Dieses Vorurteil bestätigen zumindest die frankophonen Zeitungen nicht.
Der König verteidigt keineswegs das Status Quo, unterstreicht etwa die Brüsseler Tageszeitung Le Soir. Was erwarteten denn die Besserwisser? Dass der König vollmundig erklärt, dass das föderale Staatsmodell an seine Grenzen gelangt ist? Dass der König vielleicht auf der anderen Seite Yves Leterme aufruft die N.VA in die Wüste zu schicken? Man sollte die Tragweite der Rede nämlich in Ermangelung markiger Aussagen nicht unterschätzen. Wenn der König dafür plädiert, neue Formen des Zusammenlebens zu erfinden, dann kommt das einer Revolution in der Denkweise des Palastes gleich.

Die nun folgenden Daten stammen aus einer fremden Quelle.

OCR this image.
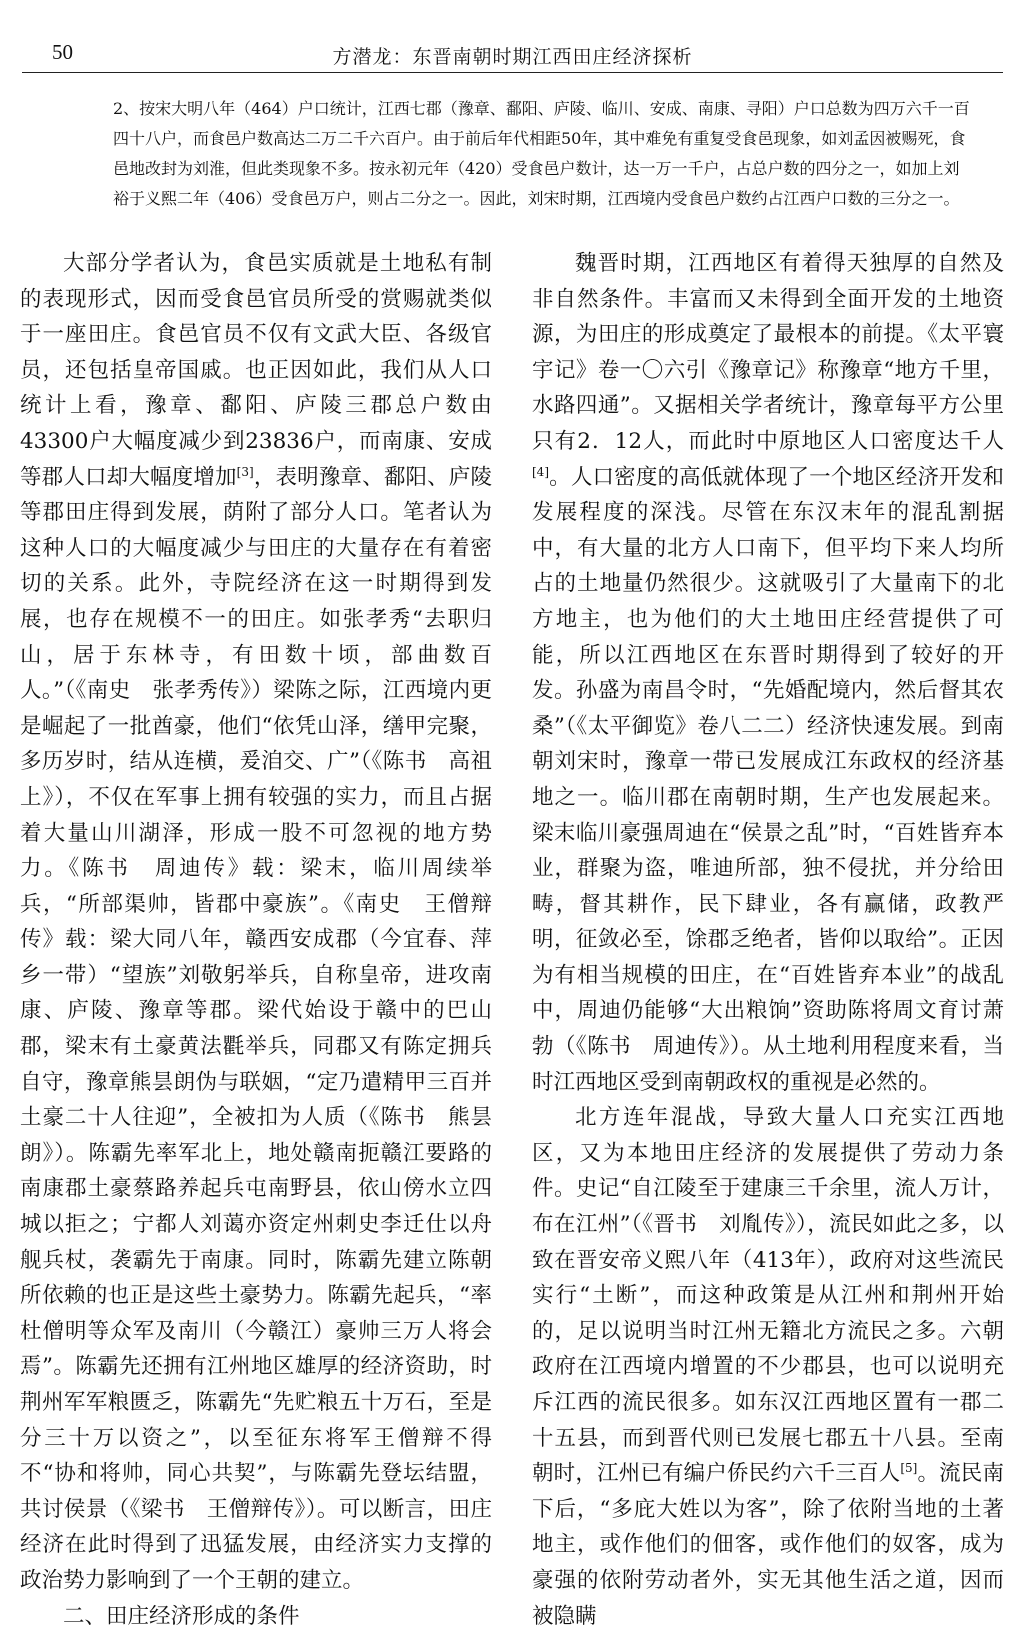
50	方潜龙：东晋南朝时期江西田庄经济探析

2、按宋大明八年（464）户口统计，江西七郡（豫章、鄱阳、庐陵、临川、安成、南康、寻阳）户口总数为四万六千一百四十八户，而食邑户数高达二万二千六百户。由于前后年代相距50年，其中难免有重复受食邑现象，如刘孟因被赐死，食邑地改封为刘淮，但此类现象不多。按永初元年（420）受食邑户数计，达一万一千户，占总户数的四分之一，如加上刘裕于义熙二年（406）受食邑万户，则占二分之一。因此，刘宋时期，江西境内受食邑户数约占江西户口数的三分之一。

大部分学者认为，食邑实质就是土地私有制的表现形式，因而受食邑官员所受的赏赐就类似于一座田庄。食邑官员不仅有文武大臣、各级官员，还包括皇帝国戚。也正因如此，我们从人口统计上看，豫章、鄱阳、庐陵三郡总户数由43300户大幅度减少到23836户，而南康、安成等郡人口却大幅度增加[3]，表明豫章、鄱阳、庐陵等郡田庄得到发展，荫附了部分人口。笔者认为这种人口的大幅度减少与田庄的大量存在有着密切的关系。此外，寺院经济在这一时期得到发展，也存在规模不一的田庄。如张孝秀“去职归山，居于东林寺，有田数十顷，部曲数百人。”（《南史　张孝秀传》）梁陈之际，江西境内更是崛起了一批酋豪，他们“依凭山泽，缮甲完聚，多历岁时，结从连横，爰洎交、广”（《陈书　高祖上》），不仅在军事上拥有较强的实力，而且占据着大量山川湖泽，形成一股不可忽视的地方势力。《陈书　周迪传》载：梁末，临川周续举兵，“所部渠帅，皆郡中豪族”。《南史　王僧辩传》载：梁大同八年，赣西安成郡（今宜春、萍乡一带）“望族”刘敬躬举兵，自称皇帝，进攻南康、庐陵、豫章等郡。梁代始设于赣中的巴山郡，梁末有土豪黄法氍举兵，同郡又有陈定拥兵自守，豫章熊昙朗伪与联姻，“定乃遣精甲三百并土豪二十人往迎”，全被扣为人质（《陈书　熊昙朗》）。陈霸先率军北上，地处赣南扼赣江要路的南康郡土豪蔡路养起兵屯南野县，依山傍水立四城以拒之；宁都人刘蔼亦资定州刺史李迁仕以舟舰兵杖，袭霸先于南康。同时，陈霸先建立陈朝所依赖的也正是这些土豪势力。陈霸先起兵，“率杜僧明等众军及南川（今赣江）豪帅三万人将会焉”。陈霸先还拥有江州地区雄厚的经济资助，时荆州军军粮匮乏，陈霸先“先贮粮五十万石，至是分三十万以资之”，以至征东将军王僧辩不得不“协和将帅，同心共契”，与陈霸先登坛结盟，共讨侯景（《梁书　王僧辩传》）。可以断言，田庄经济在此时得到了迅猛发展，由经济实力支撑的政治势力影响到了一个王朝的建立。

二、田庄经济形成的条件

魏晋时期，江西地区有着得天独厚的自然及非自然条件。丰富而又未得到全面开发的土地资源，为田庄的形成奠定了最根本的前提。《太平寰宇记》卷一〇六引《豫章记》称豫章“地方千里，水路四通”。又据相关学者统计，豫章每平方公里只有2．12人，而此时中原地区人口密度达千人[4]。人口密度的高低就体现了一个地区经济开发和发展程度的深浅。尽管在东汉末年的混乱割据中，有大量的北方人口南下，但平均下来人均所占的土地量仍然很少。这就吸引了大量南下的北方地主，也为他们的大土地田庄经营提供了可能，所以江西地区在东晋时期得到了较好的开发。孙盛为南昌令时，“先婚配境内，然后督其农桑”（《太平御览》卷八二二）经济快速发展。到南朝刘宋时，豫章一带已发展成江东政权的经济基地之一。临川郡在南朝时期，生产也发展起来。梁末临川豪强周迪在“侯景之乱”时，“百姓皆弃本业，群聚为盗，唯迪所部，独不侵扰，并分给田畴，督其耕作，民下肆业，各有赢储，政教严明，征敛必至，馀郡乏绝者，皆仰以取给”。正因为有相当规模的田庄，在“百姓皆弃本业”的战乱中，周迪仍能够“大出粮饷”资助陈将周文育讨萧勃（《陈书　周迪传》）。从土地利用程度来看，当时江西地区受到南朝政权的重视是必然的。

北方连年混战，导致大量人口充实江西地区，又为本地田庄经济的发展提供了劳动力条件。史记“自江陵至于建康三千余里，流人万计，布在江州”（《晋书　刘胤传》），流民如此之多，以致在晋安帝义熙八年（413年），政府对这些流民实行“土断”，而这种政策是从江州和荆州开始的，足以说明当时江州无籍北方流民之多。六朝政府在江西境内增置的不少郡县，也可以说明充斥江西的流民很多。如东汉江西地区置有一郡二十五县，而到晋代则已发展七郡五十八县。至南朝时，江州已有编户侨民约六千三百人[5]。流民南下后，“多庇大姓以为客”，除了依附当地的土著地主，或作他们的佃客，或作他们的奴客，成为豪强的依附劳动者外，实无其他生活之道，因而被隐瞒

Auch La Libre Belgique warnt davor, die königliche Ansprache zu unterschätzen. Albert II ist nicht als Kamikaze bekannt. Er wird nicht an dem Thron sägen auf dem er sitzt. Wenn er von neuen Formen des Zusammenlebens spricht, dann stößt er eine Tür auf. Ob sie wollen oder nicht: Die Frankophonen müssen einsehen, dass sie mit den Flamen über eine neue Staatsreform reden müssen. Diese Verhandlungen setzten aber zu allererst gegenseitigen Respekt voraus.

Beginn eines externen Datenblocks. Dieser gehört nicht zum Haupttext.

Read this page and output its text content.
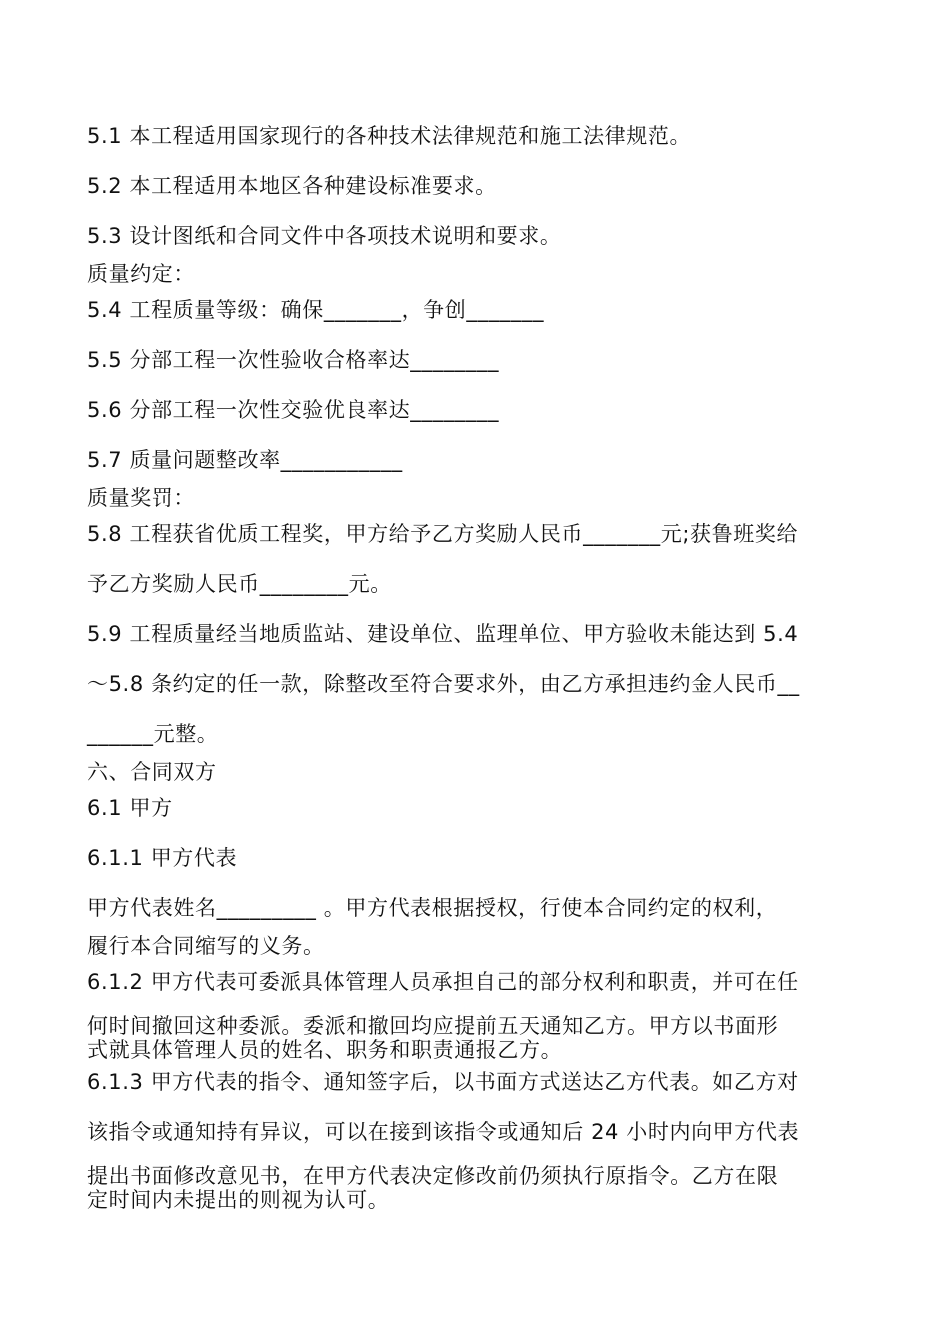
5.1 本工程适用国家现行的各种技术法律规范和施工法律规范。
5.2 本工程适用本地区各种建设标准要求。
5.3 设计图纸和合同文件中各项技术说明和要求。
质量约定：
5.4 工程质量等级：确保_______，争创_______
5.5 分部工程一次性验收合格率达________
5.6 分部工程一次性交验优良率达________
5.7 质量问题整改率___________
质量奖罚：
5.8 工程获省优质工程奖，甲方给予乙方奖励人民币_______元;获鲁班奖给
予乙方奖励人民币________元。
5.9 工程质量经当地质监站、建设单位、监理单位、甲方验收未能达到 5.4
～5.8 条约定的任一款，除整改至符合要求外，由乙方承担违约金人民币__
______元整。
六、合同双方
6.1 甲方
6.1.1 甲方代表
甲方代表姓名_________ 。甲方代表根据授权，行使本合同约定的权利，
履行本合同缩写的义务。
6.1.2 甲方代表可委派具体管理人员承担自己的部分权利和职责，并可在任
何时间撤回这种委派。委派和撤回均应提前五天通知乙方。甲方以书面形
式就具体管理人员的姓名、职务和职责通报乙方。
6.1.3 甲方代表的指令、通知签字后，以书面方式送达乙方代表。如乙方对
该指令或通知持有异议，可以在接到该指令或通知后 24 小时内向甲方代表
提出书面修改意见书，在甲方代表决定修改前仍须执行原指令。乙方在限
定时间内未提出的则视为认可。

Auch für La Derniere Heure hat der König eine Tür geöffnet. Nur muss man wissen: Er hatte auch keine andere Wahl. Die Rede wird vom Premierminister und damit von der gesamten Regierung gegengezeichnet. Ein flammender Appell für die Einheit des Landes war ebenso unmöglich, wie all zu präzise Ideen wie das künftige Staatsgefüge aussehen könnte. Deswegen musste der Palast Vorsicht walten lassen, auf die Gefahr hin, dass beide Seiten in ihren Erwartungen enttäuscht werden.
Bei all dem stellt sich De Morgen eine einzige Frage: Hat dieses Land im Augenblick überhaupt eine Regierung? Auf der einen Seite ist die Regierung eigentlich wieder eingesetzt worden, als der König den Rücktritt des Premierministers nicht akzeptierte. Auf der anderen Seite ist aber offenkundig, dass sich ihr Handlungsspielraum auf die „laufenden Geschäfte“ beschränkt. Die einzige Möglichkeit, einen Hauch von Legitimität zurück zu gewinnen, wäre eine Vertrauensabstimmung im Parlament. Doch ist das unmöglich, weil niemand sicher sein kann, dass auch alle Abgeordneten des Kartells CD&V/N.VA auf das richtige Knöpfchen drücken. Politisch gesehen ist das Ganze der wahre Horror.
Zyniker würden sagen: Ob die Regierung nun normal funktioniert oder nicht tut eigentlich nichts zur Sache. Sie beschließt sowieso nichts. Und das ist das echte Drama.